Open kermitt2 opened 6 years ago
Everything seems to work properly except one thing, the number of readers is limited and asynchronous calls from the javascript frontend results in exceptions. https://github.com/lmdbjava/lmdbjava/issues/65#issuecomment-386505879
The commit 7372366 should have solved the last issue with the number of readers.
KB: 37413613 concepts.
EN: 14899737 pages.
DE: 3579552 pages.
FR: 3681264 pages.
ES: 3322291 pages.
IT: 2291751 pages.
For languages other than english the domains are not resolved. Not a clue why.
It's because the domains are derived from the English categories only, the other languages first do not have the same category hierarchy (then we would need a mapping per language) and have a much small set of categories.
I wasn't clear. I wanted to say that with this branch there there are no domains at all, while on the master version the domains are in the output json.
Might be solved by rebuilding again all the databases?
Mmm I dont understand.

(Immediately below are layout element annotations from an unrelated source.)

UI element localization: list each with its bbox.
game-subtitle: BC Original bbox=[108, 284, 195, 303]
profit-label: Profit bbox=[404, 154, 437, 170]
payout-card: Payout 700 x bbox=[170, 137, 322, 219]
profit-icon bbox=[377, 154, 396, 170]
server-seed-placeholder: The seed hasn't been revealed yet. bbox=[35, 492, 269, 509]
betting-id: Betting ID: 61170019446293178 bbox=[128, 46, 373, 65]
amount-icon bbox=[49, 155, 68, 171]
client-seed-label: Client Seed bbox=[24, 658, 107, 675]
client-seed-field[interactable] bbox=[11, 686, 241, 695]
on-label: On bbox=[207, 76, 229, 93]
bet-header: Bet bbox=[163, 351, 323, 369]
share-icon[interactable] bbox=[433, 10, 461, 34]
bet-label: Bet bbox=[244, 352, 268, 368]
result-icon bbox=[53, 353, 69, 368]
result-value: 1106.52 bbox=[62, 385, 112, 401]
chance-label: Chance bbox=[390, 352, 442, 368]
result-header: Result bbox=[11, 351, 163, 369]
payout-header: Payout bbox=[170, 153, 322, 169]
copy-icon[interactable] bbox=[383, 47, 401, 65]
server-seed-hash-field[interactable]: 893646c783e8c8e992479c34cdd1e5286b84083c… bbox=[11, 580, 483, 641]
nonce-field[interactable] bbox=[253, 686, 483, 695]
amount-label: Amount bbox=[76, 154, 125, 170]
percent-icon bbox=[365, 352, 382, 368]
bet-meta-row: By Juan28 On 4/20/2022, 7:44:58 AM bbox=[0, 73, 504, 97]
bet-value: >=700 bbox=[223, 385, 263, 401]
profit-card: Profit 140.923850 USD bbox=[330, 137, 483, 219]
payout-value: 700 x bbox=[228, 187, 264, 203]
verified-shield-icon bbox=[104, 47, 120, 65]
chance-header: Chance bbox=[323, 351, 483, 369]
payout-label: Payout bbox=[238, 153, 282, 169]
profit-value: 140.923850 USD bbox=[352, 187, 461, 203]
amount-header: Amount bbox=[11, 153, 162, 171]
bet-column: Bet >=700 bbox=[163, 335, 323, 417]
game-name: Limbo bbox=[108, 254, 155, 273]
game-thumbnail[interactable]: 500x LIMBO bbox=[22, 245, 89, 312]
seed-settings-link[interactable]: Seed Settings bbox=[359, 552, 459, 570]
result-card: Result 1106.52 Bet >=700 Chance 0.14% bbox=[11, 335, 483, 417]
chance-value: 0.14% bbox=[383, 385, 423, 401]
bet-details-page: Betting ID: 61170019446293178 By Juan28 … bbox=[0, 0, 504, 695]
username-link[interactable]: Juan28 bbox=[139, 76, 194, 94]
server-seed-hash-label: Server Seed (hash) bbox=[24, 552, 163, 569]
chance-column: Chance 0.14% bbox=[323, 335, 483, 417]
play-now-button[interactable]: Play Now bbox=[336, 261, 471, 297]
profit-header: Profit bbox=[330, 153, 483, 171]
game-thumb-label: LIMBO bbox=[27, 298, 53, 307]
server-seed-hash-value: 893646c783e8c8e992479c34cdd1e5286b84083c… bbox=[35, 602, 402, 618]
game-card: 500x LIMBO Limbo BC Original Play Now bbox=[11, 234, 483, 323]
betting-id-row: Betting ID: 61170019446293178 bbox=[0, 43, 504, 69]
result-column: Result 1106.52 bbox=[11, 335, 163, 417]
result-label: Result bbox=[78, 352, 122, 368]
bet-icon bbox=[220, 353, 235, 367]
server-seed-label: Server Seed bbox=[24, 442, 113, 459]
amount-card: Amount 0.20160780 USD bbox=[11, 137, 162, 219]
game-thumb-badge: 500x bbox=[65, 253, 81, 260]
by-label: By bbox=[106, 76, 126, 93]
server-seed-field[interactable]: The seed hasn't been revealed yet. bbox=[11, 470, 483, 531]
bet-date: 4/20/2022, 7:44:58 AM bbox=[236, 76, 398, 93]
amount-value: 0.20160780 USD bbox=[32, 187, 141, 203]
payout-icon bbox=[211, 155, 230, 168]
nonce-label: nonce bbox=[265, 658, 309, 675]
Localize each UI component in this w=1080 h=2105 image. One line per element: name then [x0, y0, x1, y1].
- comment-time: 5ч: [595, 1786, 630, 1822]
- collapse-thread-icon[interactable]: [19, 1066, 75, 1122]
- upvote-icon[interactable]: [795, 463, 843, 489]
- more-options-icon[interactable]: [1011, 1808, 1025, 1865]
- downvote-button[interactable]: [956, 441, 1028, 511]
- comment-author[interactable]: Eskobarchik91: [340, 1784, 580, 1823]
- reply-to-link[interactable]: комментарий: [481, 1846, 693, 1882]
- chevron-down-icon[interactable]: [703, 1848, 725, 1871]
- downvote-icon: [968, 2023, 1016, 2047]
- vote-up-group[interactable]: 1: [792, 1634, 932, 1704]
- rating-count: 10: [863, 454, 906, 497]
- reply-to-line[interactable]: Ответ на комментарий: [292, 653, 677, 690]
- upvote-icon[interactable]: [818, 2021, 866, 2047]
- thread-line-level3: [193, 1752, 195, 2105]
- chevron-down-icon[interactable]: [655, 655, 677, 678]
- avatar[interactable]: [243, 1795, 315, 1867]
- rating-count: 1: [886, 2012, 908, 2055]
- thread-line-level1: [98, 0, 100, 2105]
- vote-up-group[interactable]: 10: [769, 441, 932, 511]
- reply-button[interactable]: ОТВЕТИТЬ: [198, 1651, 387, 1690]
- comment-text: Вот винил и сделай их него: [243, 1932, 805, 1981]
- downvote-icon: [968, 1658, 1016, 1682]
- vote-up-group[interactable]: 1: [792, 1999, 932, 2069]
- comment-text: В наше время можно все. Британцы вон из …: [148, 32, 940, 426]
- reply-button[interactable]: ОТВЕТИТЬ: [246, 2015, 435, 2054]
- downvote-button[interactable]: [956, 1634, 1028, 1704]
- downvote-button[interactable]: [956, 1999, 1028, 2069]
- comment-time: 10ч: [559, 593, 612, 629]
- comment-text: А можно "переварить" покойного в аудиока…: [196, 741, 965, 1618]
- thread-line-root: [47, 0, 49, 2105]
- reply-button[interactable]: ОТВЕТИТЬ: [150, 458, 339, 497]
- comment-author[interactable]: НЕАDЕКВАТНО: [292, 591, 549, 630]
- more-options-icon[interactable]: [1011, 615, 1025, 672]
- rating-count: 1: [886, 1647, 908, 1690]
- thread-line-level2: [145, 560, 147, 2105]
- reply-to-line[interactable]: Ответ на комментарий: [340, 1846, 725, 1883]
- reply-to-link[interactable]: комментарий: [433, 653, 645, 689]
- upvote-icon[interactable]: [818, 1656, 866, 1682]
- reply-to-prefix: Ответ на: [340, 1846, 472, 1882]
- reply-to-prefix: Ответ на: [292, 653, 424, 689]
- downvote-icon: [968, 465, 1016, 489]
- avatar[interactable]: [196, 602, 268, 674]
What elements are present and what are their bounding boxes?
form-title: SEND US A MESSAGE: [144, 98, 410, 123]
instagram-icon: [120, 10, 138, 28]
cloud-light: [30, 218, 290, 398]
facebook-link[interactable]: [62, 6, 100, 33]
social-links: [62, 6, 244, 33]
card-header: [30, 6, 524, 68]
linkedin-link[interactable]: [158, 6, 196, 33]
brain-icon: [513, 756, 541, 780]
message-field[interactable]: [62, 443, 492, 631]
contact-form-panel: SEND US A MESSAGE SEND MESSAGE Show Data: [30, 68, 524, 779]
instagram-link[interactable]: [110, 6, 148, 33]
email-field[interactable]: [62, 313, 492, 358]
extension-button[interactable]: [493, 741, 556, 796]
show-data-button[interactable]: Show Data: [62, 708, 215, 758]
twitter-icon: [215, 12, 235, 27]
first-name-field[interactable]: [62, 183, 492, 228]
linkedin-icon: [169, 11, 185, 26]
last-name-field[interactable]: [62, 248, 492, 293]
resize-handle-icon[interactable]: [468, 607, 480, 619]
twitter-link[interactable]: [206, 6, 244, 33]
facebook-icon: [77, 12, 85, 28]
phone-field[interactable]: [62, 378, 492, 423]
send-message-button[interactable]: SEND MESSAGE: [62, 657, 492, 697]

The domains are not produced for English or the domains are not in the disambiguation result json?
For the domains, they are built one time by the Upper KB and they are build just after building the Lower KB for English. It's like any db, if you want to force it to be rebuild, just delete the lmdb files and relaunch.
They are not in the output json. But it was just a note on the task.
before lmdbjava:
after lmdbjava:
Interesting thing is that the total number of concepts and pages correspond (see https://github.com/kermitt2/entity-fishing/issues/50)
might be that the interlingual files are missing in your resource files, so the KB cannot relate the English domain to an Italian entity
lmdbjava is apparently better maintained (more features & more OS built) and faster... also never get the zero copy mode working reliably with lmdbjni so it is worth trying lmdbjava for this too.